America East Tournament in Microcosm — Moment 4, 3/3/12: An impossible void to fill
Saturday, March 10th, 2012(West Hartford, CT) — As he walked towards the locker room, the final horn of his career having already turned to echoes in an empty arena, New Hampshire senior Alvin Abreu took one last look at his surroundings, and pulled his jersey over his head and off for the final time.
There was no standing ovation in his final moments on the court, no curtain call after he peeled off his number 25 – removing the embroidered “New Hampshire” from his chest – for the final time.
Often, there is no justice in the forgotten corners of Division I basketball.
If anyone ever deserved to set foot on the games biggest stage and experience one moment under the bright lights of the NCAA tournament, it was Abreu. If deserving had anything to do with it, Abreu’s career would have culminated under the blinding spotlight of the NCAA tournament.

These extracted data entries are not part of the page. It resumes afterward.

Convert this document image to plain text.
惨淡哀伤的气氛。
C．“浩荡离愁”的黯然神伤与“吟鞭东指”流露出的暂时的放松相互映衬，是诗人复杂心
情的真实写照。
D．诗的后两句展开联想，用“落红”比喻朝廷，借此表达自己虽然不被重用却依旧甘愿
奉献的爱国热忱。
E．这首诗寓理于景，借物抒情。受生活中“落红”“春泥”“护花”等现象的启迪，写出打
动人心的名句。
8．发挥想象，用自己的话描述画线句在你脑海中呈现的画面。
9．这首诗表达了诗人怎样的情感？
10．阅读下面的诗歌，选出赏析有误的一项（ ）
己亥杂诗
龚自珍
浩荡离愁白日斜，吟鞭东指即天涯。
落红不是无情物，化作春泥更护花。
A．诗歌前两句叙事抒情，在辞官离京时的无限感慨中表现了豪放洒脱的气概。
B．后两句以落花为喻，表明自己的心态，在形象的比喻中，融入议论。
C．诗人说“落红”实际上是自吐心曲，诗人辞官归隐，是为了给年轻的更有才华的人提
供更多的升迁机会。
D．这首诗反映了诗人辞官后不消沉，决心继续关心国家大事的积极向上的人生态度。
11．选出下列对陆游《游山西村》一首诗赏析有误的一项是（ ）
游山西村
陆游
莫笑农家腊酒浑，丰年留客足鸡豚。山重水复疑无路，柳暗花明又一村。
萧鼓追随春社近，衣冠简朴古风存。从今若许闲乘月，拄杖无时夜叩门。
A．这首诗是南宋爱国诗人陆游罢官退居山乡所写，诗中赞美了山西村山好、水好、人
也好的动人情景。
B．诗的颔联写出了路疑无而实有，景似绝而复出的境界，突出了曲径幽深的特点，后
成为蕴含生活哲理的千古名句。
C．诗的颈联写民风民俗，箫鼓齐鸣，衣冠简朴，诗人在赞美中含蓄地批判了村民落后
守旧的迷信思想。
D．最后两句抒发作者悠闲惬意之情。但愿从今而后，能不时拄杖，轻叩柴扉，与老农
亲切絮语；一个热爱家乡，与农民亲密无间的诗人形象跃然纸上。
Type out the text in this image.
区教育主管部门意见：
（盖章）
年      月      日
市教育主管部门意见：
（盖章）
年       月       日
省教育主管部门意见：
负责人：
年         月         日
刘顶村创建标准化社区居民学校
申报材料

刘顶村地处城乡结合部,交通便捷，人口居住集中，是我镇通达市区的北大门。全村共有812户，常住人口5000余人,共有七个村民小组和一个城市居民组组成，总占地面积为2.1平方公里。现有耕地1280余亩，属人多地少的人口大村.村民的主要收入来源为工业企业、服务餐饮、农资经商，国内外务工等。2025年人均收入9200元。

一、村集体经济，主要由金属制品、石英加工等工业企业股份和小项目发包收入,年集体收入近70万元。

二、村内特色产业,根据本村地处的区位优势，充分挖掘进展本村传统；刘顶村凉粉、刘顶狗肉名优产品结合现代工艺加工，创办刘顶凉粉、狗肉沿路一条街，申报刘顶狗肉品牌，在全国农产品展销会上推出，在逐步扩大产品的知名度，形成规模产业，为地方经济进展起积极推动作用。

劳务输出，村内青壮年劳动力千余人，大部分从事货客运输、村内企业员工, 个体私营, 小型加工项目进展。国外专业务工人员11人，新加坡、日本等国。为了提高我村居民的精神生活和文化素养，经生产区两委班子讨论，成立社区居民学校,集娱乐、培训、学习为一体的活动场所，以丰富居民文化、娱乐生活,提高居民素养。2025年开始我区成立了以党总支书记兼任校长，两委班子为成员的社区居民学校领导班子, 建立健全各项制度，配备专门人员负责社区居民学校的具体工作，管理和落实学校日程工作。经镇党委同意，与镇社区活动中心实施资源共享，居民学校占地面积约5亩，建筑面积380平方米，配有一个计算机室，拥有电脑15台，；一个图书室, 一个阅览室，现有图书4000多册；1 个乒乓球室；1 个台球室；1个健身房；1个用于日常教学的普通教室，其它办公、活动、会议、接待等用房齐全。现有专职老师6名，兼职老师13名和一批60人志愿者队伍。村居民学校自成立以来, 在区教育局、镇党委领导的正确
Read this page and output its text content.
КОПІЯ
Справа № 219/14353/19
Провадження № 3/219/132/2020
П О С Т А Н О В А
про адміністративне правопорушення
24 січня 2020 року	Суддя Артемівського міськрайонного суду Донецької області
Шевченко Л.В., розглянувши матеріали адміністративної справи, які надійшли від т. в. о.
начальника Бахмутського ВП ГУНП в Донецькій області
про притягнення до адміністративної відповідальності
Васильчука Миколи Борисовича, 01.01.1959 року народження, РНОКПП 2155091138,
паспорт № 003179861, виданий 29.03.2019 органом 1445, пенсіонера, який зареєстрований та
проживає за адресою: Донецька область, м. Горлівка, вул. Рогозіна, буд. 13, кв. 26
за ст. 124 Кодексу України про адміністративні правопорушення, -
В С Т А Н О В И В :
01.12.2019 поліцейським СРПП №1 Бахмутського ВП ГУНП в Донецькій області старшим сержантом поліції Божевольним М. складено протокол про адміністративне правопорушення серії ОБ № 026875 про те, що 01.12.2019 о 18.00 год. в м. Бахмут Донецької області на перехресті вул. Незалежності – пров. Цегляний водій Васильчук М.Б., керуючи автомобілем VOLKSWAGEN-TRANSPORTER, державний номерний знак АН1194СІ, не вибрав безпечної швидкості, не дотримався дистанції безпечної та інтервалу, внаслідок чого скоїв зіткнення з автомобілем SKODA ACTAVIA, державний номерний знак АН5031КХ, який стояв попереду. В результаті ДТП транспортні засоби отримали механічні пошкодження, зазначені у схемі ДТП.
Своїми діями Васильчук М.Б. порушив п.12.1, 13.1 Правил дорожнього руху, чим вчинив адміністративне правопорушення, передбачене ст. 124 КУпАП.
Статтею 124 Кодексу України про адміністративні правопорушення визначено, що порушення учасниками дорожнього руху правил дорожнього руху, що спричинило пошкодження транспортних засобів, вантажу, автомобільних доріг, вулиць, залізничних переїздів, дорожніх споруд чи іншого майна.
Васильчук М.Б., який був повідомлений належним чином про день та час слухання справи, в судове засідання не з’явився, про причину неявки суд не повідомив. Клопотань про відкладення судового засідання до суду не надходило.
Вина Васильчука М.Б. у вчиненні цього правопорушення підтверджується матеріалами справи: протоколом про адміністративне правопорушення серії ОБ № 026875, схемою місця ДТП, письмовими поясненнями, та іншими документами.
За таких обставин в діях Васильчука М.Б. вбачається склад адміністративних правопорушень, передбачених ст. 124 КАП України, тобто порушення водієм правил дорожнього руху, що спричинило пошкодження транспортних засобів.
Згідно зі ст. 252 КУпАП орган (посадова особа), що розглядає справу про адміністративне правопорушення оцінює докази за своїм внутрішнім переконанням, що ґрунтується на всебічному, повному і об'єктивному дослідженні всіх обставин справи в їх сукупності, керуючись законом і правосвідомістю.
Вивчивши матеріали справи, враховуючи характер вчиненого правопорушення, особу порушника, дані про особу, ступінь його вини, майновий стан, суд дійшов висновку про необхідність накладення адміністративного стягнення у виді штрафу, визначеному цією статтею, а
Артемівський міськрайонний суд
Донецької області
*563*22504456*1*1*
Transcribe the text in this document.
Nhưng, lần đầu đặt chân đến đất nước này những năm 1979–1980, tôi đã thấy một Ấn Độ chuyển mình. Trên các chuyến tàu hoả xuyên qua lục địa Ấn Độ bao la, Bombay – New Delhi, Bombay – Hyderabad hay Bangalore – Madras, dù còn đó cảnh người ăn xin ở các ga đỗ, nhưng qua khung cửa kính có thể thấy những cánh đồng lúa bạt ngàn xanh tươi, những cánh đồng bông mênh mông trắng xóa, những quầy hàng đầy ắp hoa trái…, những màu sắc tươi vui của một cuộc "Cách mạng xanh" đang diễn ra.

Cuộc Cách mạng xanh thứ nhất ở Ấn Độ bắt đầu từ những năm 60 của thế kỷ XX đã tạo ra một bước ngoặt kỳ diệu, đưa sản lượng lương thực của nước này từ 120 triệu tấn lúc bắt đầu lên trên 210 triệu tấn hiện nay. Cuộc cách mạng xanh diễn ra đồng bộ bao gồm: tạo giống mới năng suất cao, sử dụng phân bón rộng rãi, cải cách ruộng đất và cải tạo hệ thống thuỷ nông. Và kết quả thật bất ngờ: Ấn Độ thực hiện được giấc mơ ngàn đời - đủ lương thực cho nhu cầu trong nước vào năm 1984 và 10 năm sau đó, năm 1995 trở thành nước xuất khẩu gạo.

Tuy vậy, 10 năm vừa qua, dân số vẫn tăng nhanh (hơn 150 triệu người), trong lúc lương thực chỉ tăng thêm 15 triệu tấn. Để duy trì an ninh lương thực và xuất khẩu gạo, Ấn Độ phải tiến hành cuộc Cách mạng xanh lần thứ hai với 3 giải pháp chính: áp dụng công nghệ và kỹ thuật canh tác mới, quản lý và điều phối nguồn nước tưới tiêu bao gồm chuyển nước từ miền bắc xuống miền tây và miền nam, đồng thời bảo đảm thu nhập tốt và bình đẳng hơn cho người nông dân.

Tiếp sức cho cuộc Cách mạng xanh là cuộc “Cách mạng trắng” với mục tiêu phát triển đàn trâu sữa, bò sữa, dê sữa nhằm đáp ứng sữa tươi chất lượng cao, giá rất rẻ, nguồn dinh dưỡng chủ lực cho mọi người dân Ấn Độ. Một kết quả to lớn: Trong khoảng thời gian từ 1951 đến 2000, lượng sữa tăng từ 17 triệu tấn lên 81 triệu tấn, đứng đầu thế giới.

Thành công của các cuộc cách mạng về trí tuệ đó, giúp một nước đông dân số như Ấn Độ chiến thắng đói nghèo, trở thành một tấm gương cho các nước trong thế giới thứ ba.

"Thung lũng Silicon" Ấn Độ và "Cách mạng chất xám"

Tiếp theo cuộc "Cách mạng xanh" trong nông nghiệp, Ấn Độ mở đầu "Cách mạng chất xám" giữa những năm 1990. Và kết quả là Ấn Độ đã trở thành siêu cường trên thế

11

Instead, only empty chair backs, dirty orange light, and a sparse crowd of opposing fans who never knew – or cared to know – his story, were the sole witnesses to the end of his career.
As Clint Eastwood’s Will Munny said to Gene Hackman’s Little Bill Daggett in Unforgiven, “‘Deserve’s’ got nothin’ to do with it.”
In the America East, where the entire careers – and an incredible amount of humanity – are played out in the obscurity of empty arenas, it never does. (more…)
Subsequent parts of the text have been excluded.